Most bands would be happy with one greatest hits package to dine out on. But then Rush have never been ‘most bands’, and this release marks the third part of their retrospective, covering the band’s last twenty years.
That’s decades two and three of their existence, covered in one disc, the material lifted from five studio albums. Yet since Rush fans seem to have pockets of infinitesimal depth, it’s a fair assumption they’ll warm to the unique idea of collecting their band’s retrospectives. Expect this disc to sell well alongside the multi-DVD live sets from exotic world locations.
Yet behind the cynicism of record company exploitation lurks the knowledge that Rush as a band have remained remarkably consistent throughout their existence. For sure the material such as 2112 or, more commercially, Closer To The Heart and Spirit Of The Radio will always get the maximum exposure, but to write them off would be a mistake.
Parallels with Muse are irresistible.

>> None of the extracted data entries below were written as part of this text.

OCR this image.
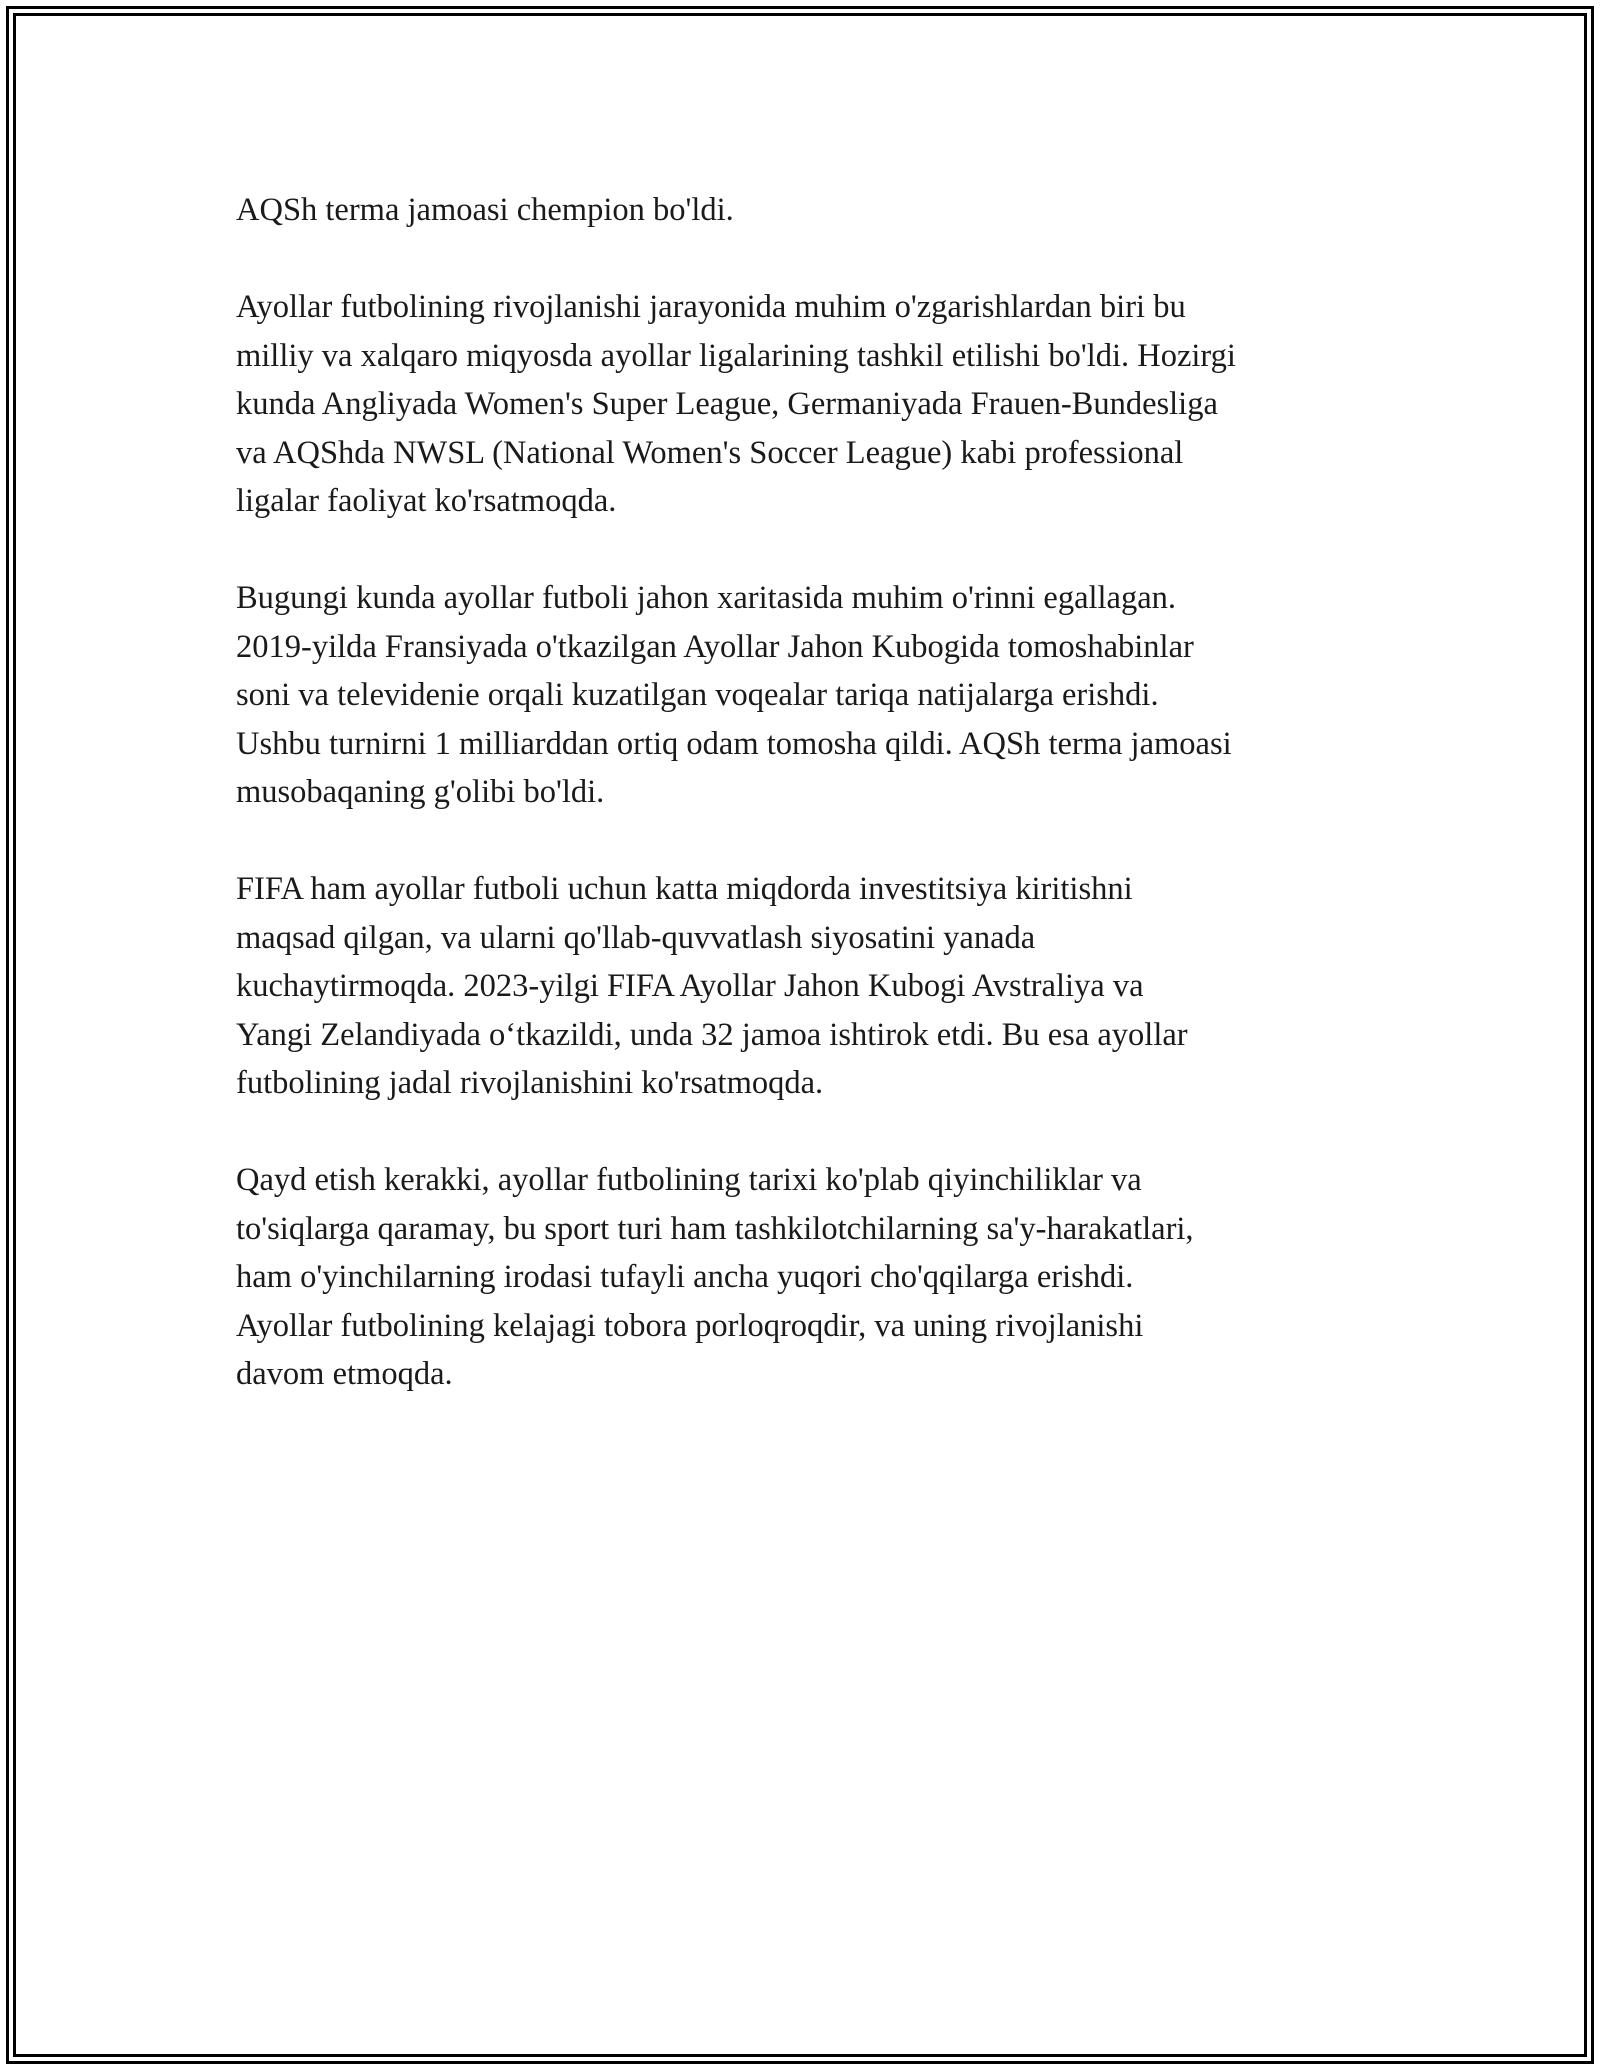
AQSh terma jamoasi chempion bo'ldi.

Ayollar futbolining rivojlanishi jarayonida muhim o'zgarishlardan biri bu
milliy va xalqaro miqyosda ayollar ligalarining tashkil etilishi bo'ldi. Hozirgi
kunda Angliyada Women's Super League, Germaniyada Frauen-Bundesliga
va AQShda NWSL (National Women's Soccer League) kabi professional
ligalar faoliyat ko'rsatmoqda.

Bugungi kunda ayollar futboli jahon xaritasida muhim o'rinni egallagan.
2019-yilda Fransiyada o'tkazilgan Ayollar Jahon Kubogida tomoshabinlar
soni va televidenie orqali kuzatilgan voqealar tariqa natijalarga erishdi.
Ushbu turnirni 1 milliarddan ortiq odam tomosha qildi. AQSh terma jamoasi
musobaqaning g'olibi bo'ldi.

FIFA ham ayollar futboli uchun katta miqdorda investitsiya kiritishni
maqsad qilgan, va ularni qo'llab-quvvatlash siyosatini yanada
kuchaytirmoqda. 2023-yilgi FIFA Ayollar Jahon Kubogi Avstraliya va
Yangi Zelandiyada o‘tkazildi, unda 32 jamoa ishtirok etdi. Bu esa ayollar
futbolining jadal rivojlanishini ko'rsatmoqda.

Qayd etish kerakki, ayollar futbolining tarixi ko'plab qiyinchiliklar va
to'siqlarga qaramay, bu sport turi ham tashkilotchilarning sa'y-harakatlari,
ham o'yinchilarning irodasi tufayli ancha yuqori cho'qqilarga erishdi.
Ayollar futbolining kelajagi tobora porloqroqdir, va uning rivojlanishi
davom etmoqda.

A trio with no obvious lead guitar line, Rush do perhaps in their later years get closer to the middle of the road, but they remain capable of pulling a riff right out of rock’s top drawer. Animate is a prime example, its sinuous bass riff powering a dominant vocal from Geddy Lee. Opener One Little Victory packs quite a punch too, the sort of riff you could play round in circles for hours leading to a ballsy chorus of real intent.
A surprise for the uninitiated will come in the form of Nobody’s Hero, Lee’s unexpectedly frank memorial to a friend talking openly about sexuality. This isn’t something you’d find much of among his progressive peers. It’s a reminder that while Rush might at times baffle with lyrics such as “God is in my garden, Sister in my soul, Angel in my armour, actors in my role”, they can still hit the nail on the head elsewhere.
The Presto album is surprisingly under represented, with anthemic tracks such as Red Tide or Paint It Black lacking from this collection – catchy rockers both. Yet the truth is that even at this late stage in their careers, Rush have an embarrassment of riches at their disposal, and that if they do make it to a fourth retrospective they will still be rocking with intent. Progressive rock’s first golden wedding celebration, perhaps?